Sélectionner une page

Êtes-vous déjà allé au musée de Jérusalem au 11 rue Ruppin ? Il y a sur la droite après le portillon d’entrée, une allée fleurie qui nous mène au Sanctuaire du Livre. Celui-ci est chapeauté par un lumineux dôme en céramique blanche qu’arrose une constante pluie fine et qui représente le couvercle d’une jarre. Y sont abrités quelque neuf cents manuscrits qui ont été mis au jour à Qumrân. Ces documents sont datés entre 250 ans avant notre ère jusqu’à 70 de notre ère. Parmi eux se trouve le Grand Rouleau d’Isaïe, le plus ancien texte hébreu complet.

Vous êtes-vous déjà promené dans le petit jardin, derrière le Centre de l’héritage de Menahem Begin à Jérusalem au 6 rue Nakhon ? Il y a là, une grille de fer qui amène gracieusement à un des sites archéologiques les moins connus et pourtant les plus conséquents pour l’histoire des Juifs. Sachez que s’y trouvent plusieurs grottes funéraires, rassemblant une série de tombes. À première vue, l’endroit paraît sec, pâle et infructueux. On n’y regarde mal parce qu’il aura été d’une générosité qui me laisse depuis des années sans voix.

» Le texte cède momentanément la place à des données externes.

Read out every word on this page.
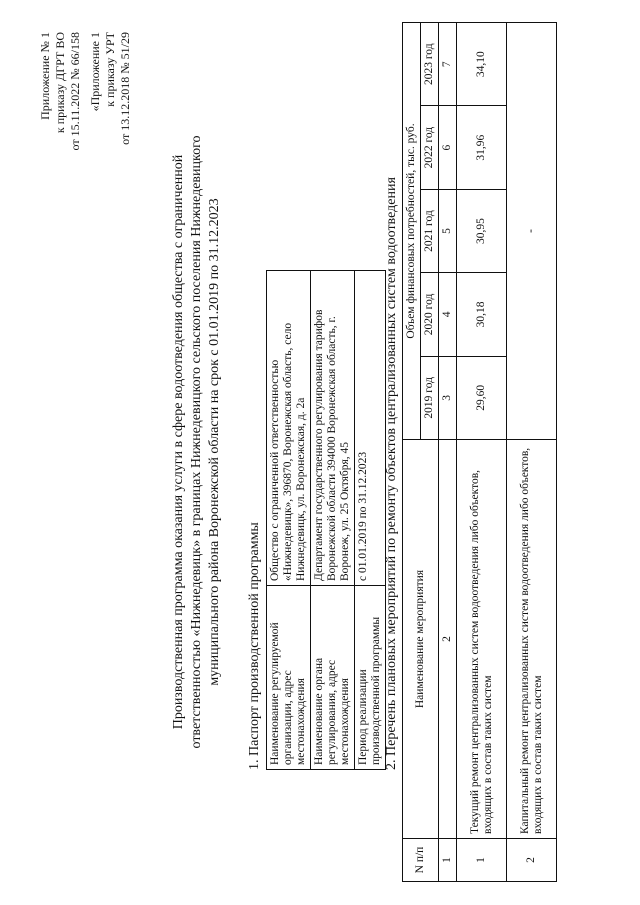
Приложение № 1 к приказу ДГРТ ВО от 15.11.2022 № 66/158 «Приложение 1 к приказу УРТ от 13.12.2018 № 51/29
Производственная программа оказания услуги в сфере водоотведения общества с ограниченной ответственностью «Нижнедевицк» в границах Нижнедевицкого сельского поселения Нижнедевицкого муниципального района Воронежской области на срок с 01.01.2019 по 31.12.2023 1. Паспорт производственной программы Наименование регулируемой организации, адрес местонахождения	Общество с ограниченной ответственностью «Нижнедевицк», 396870, Воронежская область, село Нижнедевицк, ул. Воронежская, д. 2а
Наименование органа регулирования, адрес местонахождения	Департамент государственного регулирования тарифов Воронежской области 394000 Воронежская область, г. Воронеж, ул. 25 Октября, 45
Период реализации производственной программы	с 01.01.2019 по 31.12.2023 2. Перечень плановых мероприятий по ремонту объектов централизованных систем водоотведения
N п/п	Наименование мероприятия	Объем финансовых потребностей, тыс. руб.				
		2019 год	2020 год	2021 год	2022 год	2023 год
1	2	3	4	5	6	7
1	Текущий ремонт централизованных систем водоотведения либо объектов, входящих в состав таких систем	29,60	30,18	30,95	31,96	34,10
2	Капитальный ремонт централизованных систем водоотведения либо объектов, входящих в состав таких систем	-				
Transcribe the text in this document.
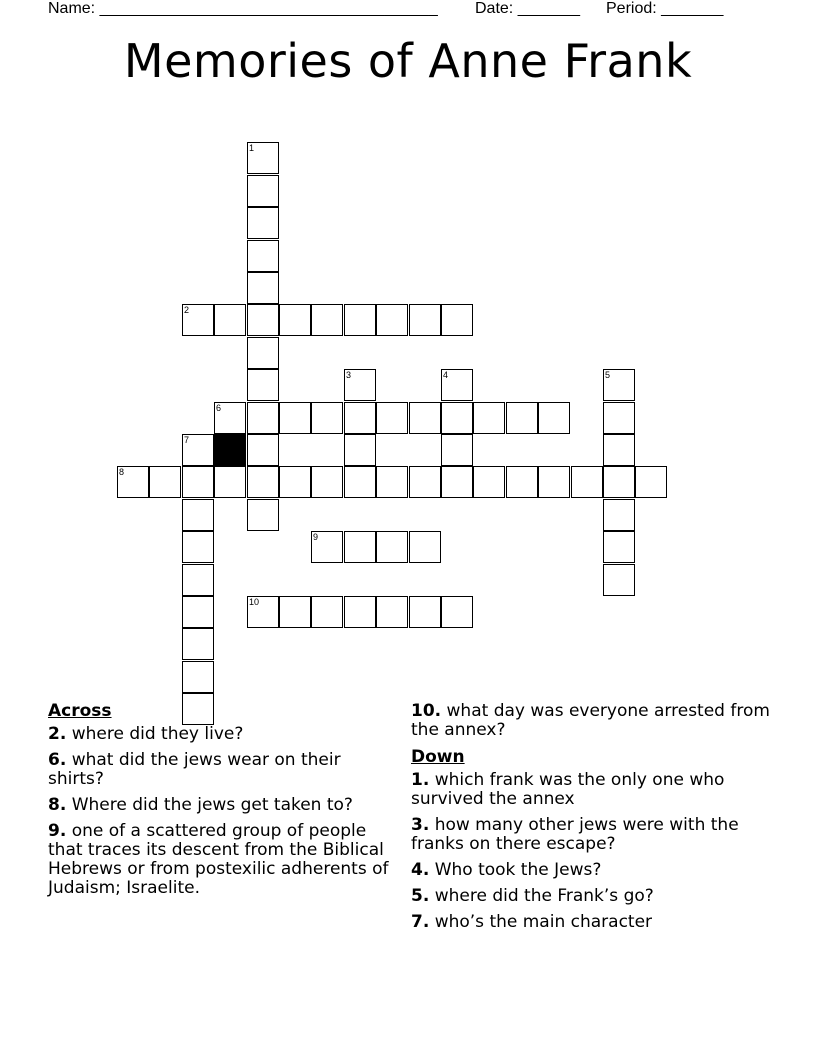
Name: ______________________________________ Date: _______ Period: _______
Memories of Anne Frank
1
2
3	4	5
6
7
8
9
10
Across
2. where did they live?
6. what did the jews wear on their shirts?
8. Where did the jews get taken to?
9. one of a scattered group of people that traces its descent from the Biblical Hebrews or from postexilic adherents of Judaism; Israelite.
10. what day was everyone arrested from the annex?
Down
1. which frank was the only one who survived the annex
3. how many other jews were with the franks on there escape?
4. Who took the Jews?
5. where did the Frank’s go?
7. who’s the main character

Sous l’une des nombreuses sépultures, ont été découvertes en 1979 deux des preuves indiscutables de l’existence du Premier Temple. Deux amulettes d’argent. C’est à côté du drapeau national que nous devrions placer le symbole de cette étonnante découverte. Il faudrait dessiner ces amulettes sur le battant des portes. Les suspendre en collier ou en pendants d’oreilles. Les épingler sur les cravates ou coller leur photo sur la carrosserie des autobus. 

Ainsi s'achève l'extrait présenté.